My Weight

I posted a new weight, i sort of started it all over on the weight scale because i hadn’t weighed in in so long. So that is updated and now i’m ready to track my losses!

Sunday december 14th, a new view

Today is sunday the 14th of december 2008. I have tried many times to lose weight and have given up almost every time. I’m unhappy with how I look and how I feel. I’m so uncomfortable in my own skin and extremely self-conscious. My Fiance loves me the way I am but I know that if i lost weight we’d have a better relationship. I’m tired of starting a diet just to give up. Making excuse after excuse for why I can’t eat healthy this day or why I deserve to eat bad. If I’m trying to reward myself it should be with something healthy because truly when I lose all the weight, that day will be the best reward. I eat when I’m upset, and I also eat when I’m bored. Choosing a hobby will help me take my mind off of what’s upseting me, and will also help me from getting bored. I think if i do get bored, getting up and going for a walk or clean or exercise would be a great way to keep my mind and body occupied. I’m unhappy all the time, i’m at a breaking point, I’m so disappointed with myself for not being able to stick with a weight loss program. And I’m angry with myself for not having the will power to accomplish this goal. I want to do this so bad. I need to do this for my health physically but also for my mental health.

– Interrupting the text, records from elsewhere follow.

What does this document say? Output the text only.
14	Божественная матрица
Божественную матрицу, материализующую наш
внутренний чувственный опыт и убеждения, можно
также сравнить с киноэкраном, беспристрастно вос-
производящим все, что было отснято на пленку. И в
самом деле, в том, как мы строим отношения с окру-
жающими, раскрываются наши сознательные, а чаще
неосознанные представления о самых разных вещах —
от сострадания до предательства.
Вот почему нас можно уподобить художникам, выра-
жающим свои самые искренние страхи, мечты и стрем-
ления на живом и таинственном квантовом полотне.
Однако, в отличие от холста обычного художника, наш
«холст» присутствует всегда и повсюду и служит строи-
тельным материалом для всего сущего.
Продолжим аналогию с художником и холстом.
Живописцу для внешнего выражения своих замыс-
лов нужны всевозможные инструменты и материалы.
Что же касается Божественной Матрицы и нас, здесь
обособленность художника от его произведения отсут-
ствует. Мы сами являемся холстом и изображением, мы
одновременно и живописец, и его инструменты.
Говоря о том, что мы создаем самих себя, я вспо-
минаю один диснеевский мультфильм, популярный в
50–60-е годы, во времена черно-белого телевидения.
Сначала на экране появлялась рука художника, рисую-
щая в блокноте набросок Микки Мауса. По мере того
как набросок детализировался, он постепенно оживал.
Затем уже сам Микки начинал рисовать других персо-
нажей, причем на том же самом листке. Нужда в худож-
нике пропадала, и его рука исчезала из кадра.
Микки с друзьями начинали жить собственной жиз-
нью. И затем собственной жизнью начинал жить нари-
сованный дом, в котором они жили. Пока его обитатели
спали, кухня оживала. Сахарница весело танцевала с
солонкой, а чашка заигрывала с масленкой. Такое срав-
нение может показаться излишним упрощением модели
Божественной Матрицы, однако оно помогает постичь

My first goal is to work on making the portions i eat smaller, and to drink more water. I’m going to cut out bad sugars, caffiene, and eat less carbs. I will work out at least 2 times a week.

My first weight loss goal… I will lose 30 pounds four months from this post. Which would be 04/14/2009.

I will post my weight tomorrow.

Ready for the change!

That’s it I can’t do this anymore, i can’t sit around and be lazy and let my body get worse. I have a 15 pound weight loss goal by 12/25/2008 starting tomorrow 9/20/2008. In those three months of dieting and exercise, i must show complete dedication and determination. Then when chris and i get back from Texas, i will be able to start a very intense diet. It is safe and very effective. I in two session which equals about 80 days. I could lose 80 pounds or more. I am very excited. My goal weight is 140, i  have 120 pounds to lose. But i can do it!! One small step at a time!! I AM GOING TO DO THIS!!!